Over the last 12 months since we’ve installed our J9051A ZL Wireless Edge Services Module (WESM), we’ve had some intermittent issues with some of our wireless notebooks causing the WESM to freak out and run at 100% CPU and boot all of our wireless stations of the Wireless network. These notebooks work fine on the WLAN 99% of the time but every now and then they freak out and cause problems with the TKIP integrity check.
The notebooks that we’ve had trouble with have had either an Intel or Broadcom wireless NIC:
- Acer 3230 with WLAN: integrated Intel® PRO/Wireless 2200ABG
- HP 1100 Tablet with WLAN: Intel PRO/Wireless LAN 2100 3B Mini PCI
- Motion Computing Tablet with WLAN: Broadcom Wireless
We have many other 3230’s on the WLAN and one other Motion tablet that are identical to the machines that we’ve had issues with, but no other machines have caused the TKIP failure. We’ve updated drivers for the wireless NICs and installed all Windows updates and still haven’t been able to correct the problem?
When the TKIP failure occurs the CPU on the WESM hits 100%, see below, while it tries to perform the TKIP Countermeasures. TechDuke has a great explanation of the TKIP Message Integrity Check (MIC), and explains that when a wireless station fails the MIC, or Michael, hash check twice within 60 seconds then all wireless stations are booted off the wireless network for a minute and forced to reconnect/re-authenticate. Zack de la Rocha was way ahead of his time when he wrote Mic Check, he explains the MIC failure perfectly…
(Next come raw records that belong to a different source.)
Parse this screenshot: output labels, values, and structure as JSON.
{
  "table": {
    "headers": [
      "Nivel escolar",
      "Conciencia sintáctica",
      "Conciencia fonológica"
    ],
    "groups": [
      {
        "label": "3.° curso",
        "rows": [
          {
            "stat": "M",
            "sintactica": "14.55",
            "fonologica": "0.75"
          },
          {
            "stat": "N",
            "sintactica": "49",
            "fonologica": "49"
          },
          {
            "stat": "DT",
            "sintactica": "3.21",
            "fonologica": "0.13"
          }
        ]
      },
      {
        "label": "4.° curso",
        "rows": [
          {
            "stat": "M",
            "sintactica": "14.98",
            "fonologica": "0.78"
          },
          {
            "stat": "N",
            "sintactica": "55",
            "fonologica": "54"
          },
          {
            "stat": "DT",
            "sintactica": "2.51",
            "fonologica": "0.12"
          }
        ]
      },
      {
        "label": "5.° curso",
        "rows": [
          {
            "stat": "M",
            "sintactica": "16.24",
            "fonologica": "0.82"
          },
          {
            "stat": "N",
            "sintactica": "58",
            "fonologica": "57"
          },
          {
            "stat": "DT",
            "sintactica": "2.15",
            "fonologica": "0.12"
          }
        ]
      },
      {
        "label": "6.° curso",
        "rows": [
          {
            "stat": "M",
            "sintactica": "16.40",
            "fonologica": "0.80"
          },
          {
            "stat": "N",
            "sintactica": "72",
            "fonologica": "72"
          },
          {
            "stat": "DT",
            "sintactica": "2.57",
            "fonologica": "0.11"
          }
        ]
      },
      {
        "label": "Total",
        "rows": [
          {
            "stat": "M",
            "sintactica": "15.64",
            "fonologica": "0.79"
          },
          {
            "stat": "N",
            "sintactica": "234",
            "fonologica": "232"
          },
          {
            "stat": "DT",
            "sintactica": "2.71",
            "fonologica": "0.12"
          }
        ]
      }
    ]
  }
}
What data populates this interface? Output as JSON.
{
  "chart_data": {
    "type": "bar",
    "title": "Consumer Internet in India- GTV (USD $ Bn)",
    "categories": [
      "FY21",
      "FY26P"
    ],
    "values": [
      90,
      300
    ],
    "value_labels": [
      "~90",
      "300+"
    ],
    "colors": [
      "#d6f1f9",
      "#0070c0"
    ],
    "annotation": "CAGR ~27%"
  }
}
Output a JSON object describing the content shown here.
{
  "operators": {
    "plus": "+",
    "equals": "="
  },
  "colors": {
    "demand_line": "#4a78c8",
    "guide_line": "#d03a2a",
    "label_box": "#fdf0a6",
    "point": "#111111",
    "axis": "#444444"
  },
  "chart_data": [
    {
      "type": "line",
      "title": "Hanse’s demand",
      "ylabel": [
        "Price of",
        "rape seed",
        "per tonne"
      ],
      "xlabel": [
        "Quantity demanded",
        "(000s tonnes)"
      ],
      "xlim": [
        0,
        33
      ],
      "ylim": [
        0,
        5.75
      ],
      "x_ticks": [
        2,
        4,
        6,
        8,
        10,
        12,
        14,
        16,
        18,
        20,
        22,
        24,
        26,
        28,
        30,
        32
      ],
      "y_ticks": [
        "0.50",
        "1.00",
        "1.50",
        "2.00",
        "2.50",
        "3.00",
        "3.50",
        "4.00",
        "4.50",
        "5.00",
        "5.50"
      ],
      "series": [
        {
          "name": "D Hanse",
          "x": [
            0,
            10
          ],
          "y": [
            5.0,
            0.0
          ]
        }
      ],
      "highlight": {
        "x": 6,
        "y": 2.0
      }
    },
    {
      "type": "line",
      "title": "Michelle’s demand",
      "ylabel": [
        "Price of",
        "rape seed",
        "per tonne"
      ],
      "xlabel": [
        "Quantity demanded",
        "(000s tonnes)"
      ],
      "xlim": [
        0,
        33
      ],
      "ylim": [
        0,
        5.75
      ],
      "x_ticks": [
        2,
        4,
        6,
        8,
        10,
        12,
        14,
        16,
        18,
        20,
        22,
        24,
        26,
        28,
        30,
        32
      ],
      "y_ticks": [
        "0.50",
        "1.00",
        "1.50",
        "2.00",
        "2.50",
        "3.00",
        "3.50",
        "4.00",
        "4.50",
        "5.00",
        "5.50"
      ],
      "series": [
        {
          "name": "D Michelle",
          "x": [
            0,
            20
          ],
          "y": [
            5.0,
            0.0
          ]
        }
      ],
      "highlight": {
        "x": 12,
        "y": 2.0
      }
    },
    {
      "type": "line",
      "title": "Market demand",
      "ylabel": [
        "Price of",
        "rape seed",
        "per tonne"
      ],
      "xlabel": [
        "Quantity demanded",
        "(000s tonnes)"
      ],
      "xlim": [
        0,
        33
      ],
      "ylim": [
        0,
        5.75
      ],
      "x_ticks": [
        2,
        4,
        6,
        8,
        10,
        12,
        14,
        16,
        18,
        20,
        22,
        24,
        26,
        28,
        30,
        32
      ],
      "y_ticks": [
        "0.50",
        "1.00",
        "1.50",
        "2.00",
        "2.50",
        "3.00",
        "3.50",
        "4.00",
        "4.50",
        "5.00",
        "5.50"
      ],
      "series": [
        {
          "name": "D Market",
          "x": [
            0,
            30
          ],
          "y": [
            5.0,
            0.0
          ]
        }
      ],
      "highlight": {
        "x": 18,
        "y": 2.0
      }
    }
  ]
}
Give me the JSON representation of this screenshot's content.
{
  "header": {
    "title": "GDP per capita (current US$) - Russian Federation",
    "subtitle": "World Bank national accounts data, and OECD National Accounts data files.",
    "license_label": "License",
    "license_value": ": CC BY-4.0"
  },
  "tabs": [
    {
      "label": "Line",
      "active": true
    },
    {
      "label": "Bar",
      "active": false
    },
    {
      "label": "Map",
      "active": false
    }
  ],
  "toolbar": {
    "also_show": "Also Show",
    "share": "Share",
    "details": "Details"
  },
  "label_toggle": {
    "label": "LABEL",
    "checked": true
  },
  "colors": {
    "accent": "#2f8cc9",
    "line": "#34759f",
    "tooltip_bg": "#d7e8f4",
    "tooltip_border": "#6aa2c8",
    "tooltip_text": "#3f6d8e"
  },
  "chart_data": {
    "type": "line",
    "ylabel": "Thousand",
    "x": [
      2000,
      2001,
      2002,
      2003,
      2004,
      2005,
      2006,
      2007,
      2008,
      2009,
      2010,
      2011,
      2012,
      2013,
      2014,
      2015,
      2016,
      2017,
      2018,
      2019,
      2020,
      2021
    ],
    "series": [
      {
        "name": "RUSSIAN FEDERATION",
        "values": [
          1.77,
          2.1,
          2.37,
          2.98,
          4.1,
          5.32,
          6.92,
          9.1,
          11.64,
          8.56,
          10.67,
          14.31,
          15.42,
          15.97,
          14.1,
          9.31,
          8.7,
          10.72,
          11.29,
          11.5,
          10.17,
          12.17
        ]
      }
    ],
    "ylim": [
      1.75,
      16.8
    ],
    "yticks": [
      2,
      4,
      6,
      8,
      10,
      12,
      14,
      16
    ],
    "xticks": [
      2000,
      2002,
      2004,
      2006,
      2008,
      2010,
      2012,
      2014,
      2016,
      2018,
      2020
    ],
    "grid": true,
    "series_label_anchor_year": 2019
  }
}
Rage Against The Machine – Mic Check (The Battle of Los Angeles (1999))
Oh Wait a minute now
Ha ha ha
Wait a Minute Now
The Diagnostic page on the WESM showing that the CPU had been running at 100%, as soon as we disabled Dial-in access in Active Directory for the offending notebook we broke the Radius authentication and the WESM went back to running as normal.
Wireless Edge Service Log
1: Feb 06 11:27:46 2009: %CC-4-TKIPCNTRMEASSTART: TKIP countermeasures started on wlan 1
2: Feb 06 11:28:15 2009: %MGMT-4-OTHERREQQUED: request queued in delegated requests
3: Feb 06 11:28:46 2009: %CC-4-TKIPCNTRMEASEND: TKIP countermeasures ended on wlan 1
4: Feb 06 11:28:47 2009: %CC-4-TKIPMICCHECKFAIL: TKIP message integrity check failed in frame on wlan 1
5: Feb 06 11:28:47 2009: %KERN-3-ERR: mic check failure <00-13-CE-04-FB-4A>. (pkt_len 360 prio: 0) rx: <2B-2B-02-DC-00-FF> calc: <A7-CE-2B-B8-45-C6>.
6: Feb 06 11:28:51 2009: %CC-4-TKIPMICCHECKFAIL: TKIP message integrity check failed in frame on wlan 1
Checking the message log on the WESM, we could identify which machine was failing the MIC and which WLAN they were connected to. Line 5 shows the MIC check failure and the MAC address of the offending machine.
We traced the offending MAC address back to its owner via the DHCP console and disabled Dial-in access for the computer and on the user account of its owner. This causes WLAN Radius authentication to fail the EAP-TLS auth because a valid certificate and dial-in access are required for access to that particular WLAN.
Currently we’re still running the original firmware wt.01.03 that came with the ZL module, but will update to wt.01.15 shortly and test these machines on the WLAN to see if the updated firmware can handle integrity check failure with a little more grace than the original firmware.